Figure 3: The scatterplots of the 7th and 8th frames under different ε. The red circles show that larger ε can help prevent unnecessary changes of display samples in low-density regions.

Figure 4: Results of quantitative comparison. (a,b) These violin plots summarize the values of PDDr (a) and ESRr (b) over all the tested datasets, where a larger PDDr score is better and a smaller ESRr score is better; (c) the violin plot shows the log-scale computational times of three most efficient methods with C++ implementations tested over all the datasets; and (d) the curves show the relationship between the execution time (running the sampling procedure) and the data size of different methods by using synthetic datasets.

Figure 5: These line charts show how the number of changed points (a,b), PDDr (c,d), and ESRr (e,f) evolve over iterations for loading the two tested datasets (activity and census) for sampling by the three methods being compared: static and progressive versions of our method vs. reservoir sampling. Our progressive method is the most stable and makes a good balance between preserving relative data densities and outliers.
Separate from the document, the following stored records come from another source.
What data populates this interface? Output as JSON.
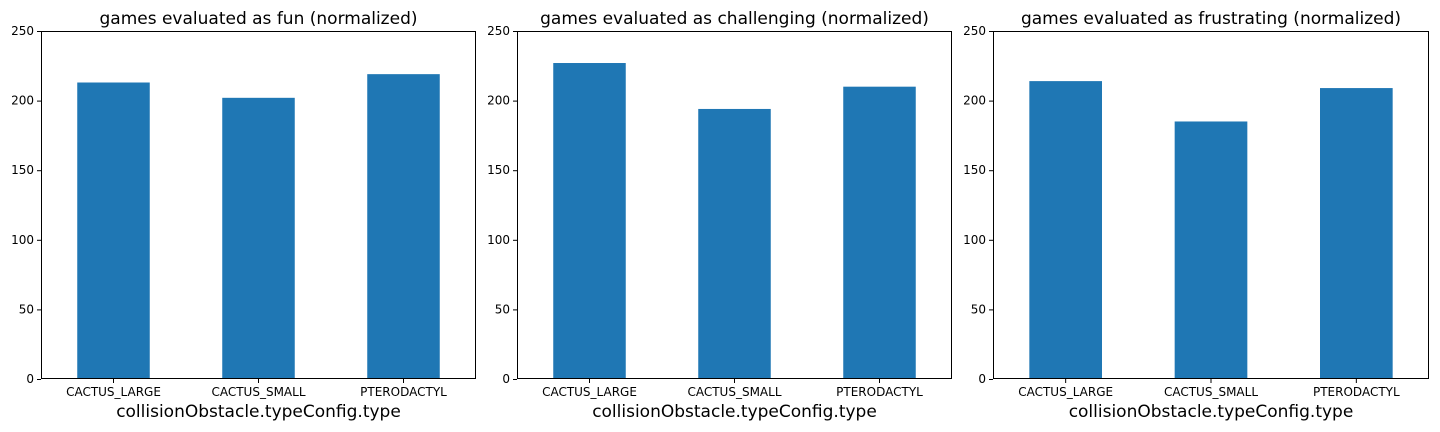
{
  "chart_data": [
    {
      "type": "bar",
      "title": "games evaluated as fun (normalized)",
      "xlabel": "collisionObstacle.typeConfig.type",
      "ylabel": "",
      "categories": [
        "CACTUS_LARGE",
        "CACTUS_SMALL",
        "PTERODACTYL"
      ],
      "values": [
        213,
        202,
        219
      ],
      "ylim": [
        0,
        250
      ],
      "yticks": [
        0,
        50,
        100,
        150,
        200,
        250
      ],
      "grid": false,
      "color": "#1f77b4"
    },
    {
      "type": "bar",
      "title": "games evaluated as challenging (normalized)",
      "xlabel": "collisionObstacle.typeConfig.type",
      "ylabel": "",
      "categories": [
        "CACTUS_LARGE",
        "CACTUS_SMALL",
        "PTERODACTYL"
      ],
      "values": [
        227,
        194,
        210
      ],
      "ylim": [
        0,
        250
      ],
      "yticks": [
        0,
        50,
        100,
        150,
        200,
        250
      ],
      "grid": false,
      "color": "#1f77b4"
    },
    {
      "type": "bar",
      "title": "games evaluated as frustrating (normalized)",
      "xlabel": "collisionObstacle.typeConfig.type",
      "ylabel": "",
      "categories": [
        "CACTUS_LARGE",
        "CACTUS_SMALL",
        "PTERODACTYL"
      ],
      "values": [
        214,
        185,
        209
      ],
      "ylim": [
        0,
        250
      ],
      "yticks": [
        0,
        50,
        100,
        150,
        200,
        250
      ],
      "grid": false,
      "color": "#1f77b4"
    }
  ]
}
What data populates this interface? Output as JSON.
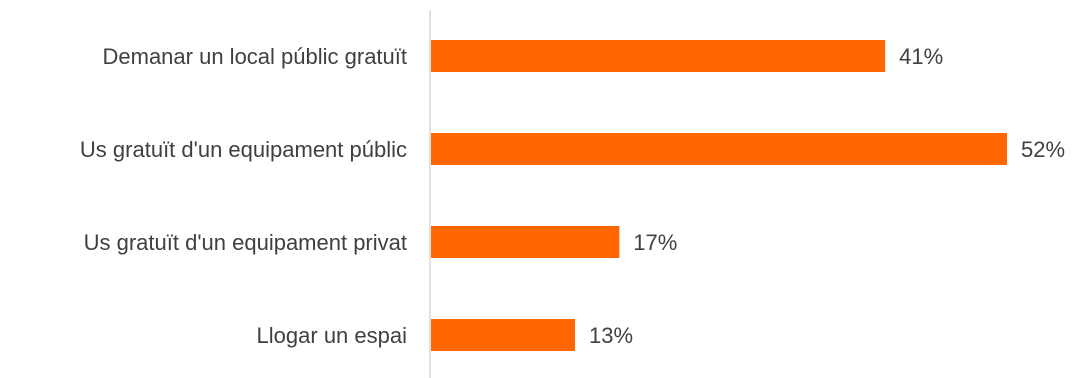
{
  "chart_data": {
    "type": "bar",
    "orientation": "horizontal",
    "categories": [
      "Demanar un local públic gratuït",
      "Us gratuït d'un equipament públic",
      "Us gratuït d'un equipament privat",
      "Llogar un espai"
    ],
    "values": [
      41,
      52,
      17,
      13
    ],
    "value_labels": [
      "41%",
      "52%",
      "17%",
      "13%"
    ],
    "xlim": [
      0,
      52
    ],
    "unit": "%",
    "grid": false,
    "legend": "none",
    "colors": {
      "bar": "#ff6600",
      "axis": "#d9d9d9",
      "text": "#404040"
    }
  }
}
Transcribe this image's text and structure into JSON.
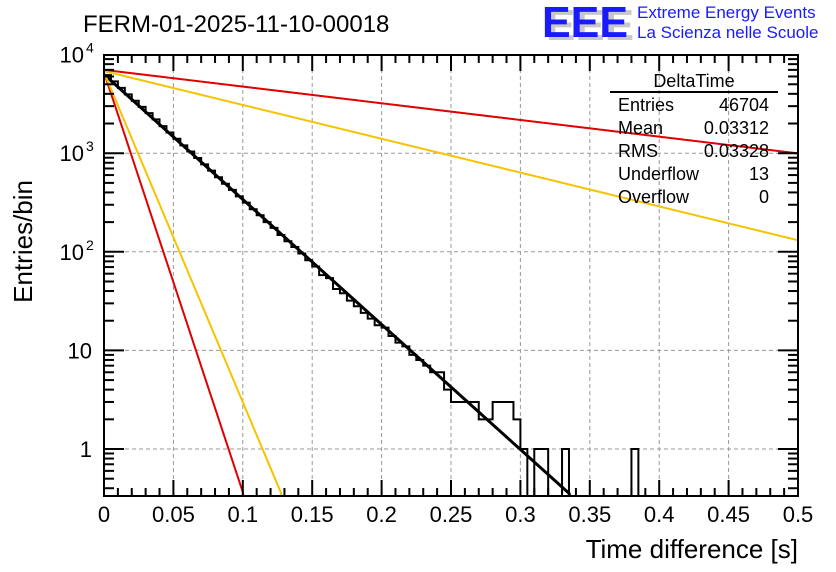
{
  "chart_data": {
    "type": "histogram",
    "title": "FERM-01-2025-11-10-00018",
    "xlabel": "Time difference [s]",
    "ylabel": "Entries/bin",
    "xlim": [
      0,
      0.5
    ],
    "ylim": [
      0.35,
      11000
    ],
    "yscale": "log",
    "grid": true,
    "x_ticks": [
      "0",
      "0.05",
      "0.1",
      "0.15",
      "0.2",
      "0.25",
      "0.3",
      "0.35",
      "0.4",
      "0.45",
      "0.5"
    ],
    "x_tick_values": [
      0,
      0.05,
      0.1,
      0.15,
      0.2,
      0.25,
      0.3,
      0.35,
      0.4,
      0.45,
      0.5
    ],
    "y_ticks": [
      {
        "value": 10000,
        "base": "10",
        "exp": "4"
      },
      {
        "value": 1000,
        "base": "10",
        "exp": "3"
      },
      {
        "value": 100,
        "base": "10",
        "exp": "2"
      },
      {
        "value": 10,
        "base": "10",
        "exp": ""
      },
      {
        "value": 1,
        "base": "1",
        "exp": ""
      }
    ],
    "bin_width": 0.005,
    "histogram": {
      "name": "DeltaTime",
      "color": "#000000",
      "bins_start": 0,
      "values": [
        6200,
        5350,
        4600,
        3950,
        3400,
        2950,
        2550,
        2200,
        1880,
        1620,
        1400,
        1200,
        1040,
        895,
        770,
        665,
        570,
        490,
        425,
        365,
        315,
        270,
        235,
        200,
        175,
        148,
        128,
        112,
        96,
        82,
        71,
        58,
        54,
        42,
        38,
        32,
        28,
        24,
        21,
        18,
        17,
        14,
        12,
        11,
        9,
        8,
        7,
        6,
        6,
        4,
        3,
        3,
        3,
        3,
        2,
        2,
        3,
        3,
        3,
        2,
        1,
        0,
        1,
        1,
        0,
        0,
        1,
        0,
        0,
        0,
        0,
        0,
        0,
        0,
        0,
        0,
        1,
        0,
        0,
        0,
        0,
        0,
        0,
        0,
        0,
        0,
        0,
        0,
        0,
        0,
        0,
        0,
        0,
        0,
        0,
        0,
        0,
        0,
        0,
        0
      ]
    },
    "fit_curves": [
      {
        "name": "fit-black",
        "color": "#000000",
        "A": 6300,
        "tau_inv": 29.2
      },
      {
        "name": "fit-red-slow",
        "color": "#e00000",
        "A": 7000,
        "tau_inv": 3.9
      },
      {
        "name": "fit-yellow-slow",
        "color": "#f5c400",
        "A": 6800,
        "tau_inv": 7.9
      },
      {
        "name": "fit-red-steep",
        "color": "#e00000",
        "A": 6600,
        "tau_inv": 98
      },
      {
        "name": "fit-yellow-steep",
        "color": "#f5c400",
        "A": 6600,
        "tau_inv": 77
      }
    ],
    "stats_box": {
      "title": "DeltaTime",
      "rows": [
        {
          "label": "Entries",
          "value": "46704"
        },
        {
          "label": "Mean",
          "value": "0.03312"
        },
        {
          "label": "RMS",
          "value": "0.03328"
        },
        {
          "label": "Underflow",
          "value": "13"
        },
        {
          "label": "Overflow",
          "value": "0"
        }
      ]
    }
  },
  "logo": {
    "letters": "EEE",
    "line1": "Extreme Energy Events",
    "line2": "La Scienza nelle Scuole",
    "color": "#1a1aff"
  }
}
Figure 6: Progressive sampling on the Gaia Data Release 2. (a) the scatterplot of the input data (top) and the density map (bottom); (b,c) the results of the intermediate frames generated by reservoir sampling (b) and our method (c).

Figure 7: Scatterplots that show the relationship between stock volume (horizontal) and stock percentage change (vertical) for two different time ranges: before the Sep. 11 attacks (left column) and the whole Sep. 2001 (right column). (a,b) the overplotted scatterplots of the original data; and (c,d) streaming visualization results of our method from (a,b), showing that our method can produce faithful visualizations.

Acknowledgements

This work is supported by the grants of the NSFC (61772315, 61861136012), the Open Project Program of State Key Laboratory of Virtual Reality Technology and Systems, Beihang University (No.VRLAB2020C08), and the CAS grant (GJHZ1862).